Sodium: Methotrexate solution or injection contains sodium as follows:
Methotrexate Injection 25 mg/ml Solution for Injection: Each ml contains 1.93 mg sodium.
Methotrexate Injection 1g/10 ml (100 mg/ml) Solution for Injection: Sodium content: Each ml contains 10 mg sodium. This should be taken into consideration by patients on a controlled sodium diet.
Incompatibilities: Methotrexate should not be mixed in the infusion bottle with other drugs.

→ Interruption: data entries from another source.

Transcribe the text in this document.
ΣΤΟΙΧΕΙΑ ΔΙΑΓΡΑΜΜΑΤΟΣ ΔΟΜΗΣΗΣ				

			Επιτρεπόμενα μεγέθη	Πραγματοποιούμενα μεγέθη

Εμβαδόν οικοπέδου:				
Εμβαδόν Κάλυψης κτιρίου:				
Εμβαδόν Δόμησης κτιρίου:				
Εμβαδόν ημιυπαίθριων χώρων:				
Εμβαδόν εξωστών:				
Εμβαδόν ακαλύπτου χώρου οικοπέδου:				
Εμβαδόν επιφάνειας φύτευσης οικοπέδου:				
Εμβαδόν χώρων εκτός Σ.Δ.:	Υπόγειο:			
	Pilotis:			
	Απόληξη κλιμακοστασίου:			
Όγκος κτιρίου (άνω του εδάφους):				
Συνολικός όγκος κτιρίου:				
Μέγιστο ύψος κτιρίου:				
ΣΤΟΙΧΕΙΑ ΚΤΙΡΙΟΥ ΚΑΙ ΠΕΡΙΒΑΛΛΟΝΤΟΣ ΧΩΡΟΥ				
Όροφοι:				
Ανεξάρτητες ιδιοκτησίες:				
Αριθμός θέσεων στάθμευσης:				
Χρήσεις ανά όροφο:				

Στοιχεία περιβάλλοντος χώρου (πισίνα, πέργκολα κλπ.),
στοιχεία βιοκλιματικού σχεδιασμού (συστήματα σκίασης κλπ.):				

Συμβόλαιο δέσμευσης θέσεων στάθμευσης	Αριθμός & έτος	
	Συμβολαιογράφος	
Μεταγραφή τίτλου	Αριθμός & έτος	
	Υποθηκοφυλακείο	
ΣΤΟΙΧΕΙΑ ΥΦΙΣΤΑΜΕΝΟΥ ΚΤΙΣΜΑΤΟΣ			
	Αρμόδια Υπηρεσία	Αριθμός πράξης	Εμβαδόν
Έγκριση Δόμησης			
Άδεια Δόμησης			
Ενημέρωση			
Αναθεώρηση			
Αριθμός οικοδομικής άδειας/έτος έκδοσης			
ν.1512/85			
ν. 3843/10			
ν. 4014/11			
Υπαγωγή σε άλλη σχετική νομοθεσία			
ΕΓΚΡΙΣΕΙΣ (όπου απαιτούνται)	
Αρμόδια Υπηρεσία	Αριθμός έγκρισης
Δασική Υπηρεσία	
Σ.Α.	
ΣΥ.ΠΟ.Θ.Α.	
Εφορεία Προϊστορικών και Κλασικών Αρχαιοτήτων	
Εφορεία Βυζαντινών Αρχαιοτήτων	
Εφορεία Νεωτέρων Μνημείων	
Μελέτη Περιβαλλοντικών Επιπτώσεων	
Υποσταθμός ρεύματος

Storage: Store in a dry place at room temperature (15-25°C) in a well closed packaging. Protect from light.
Do not use this medicine if the solution is not clear. Abitrexate solution can be further diluted with 0.9% Sodium Chloride Injection or 5% Dextrose Injection. Diluted solution stored between 15-250C and protected from light has a chemical and physical in-use stability of 24 hours. From a microbiological point of view, unless the method of dilution precludes the risk of microbial contamination, the product should be used immediately. If not used immediately, in-use storage times and conditions are the responsibility of the user.
Special precautions for disposal and other handling: Every form of contact with the fluid must be avoided. During preparation a strictly aseptic working technique should be used; protective measures should include the use of gloves, mask, safety goggles and protective clothing. Use of vertical laminar airflow (LAF) hood is recommended. If the solution is spilled, rinse with plenty of water. Gloves should be worn during administration. Waste-disposal procedures should take into account the cytotoxic nature of this substance.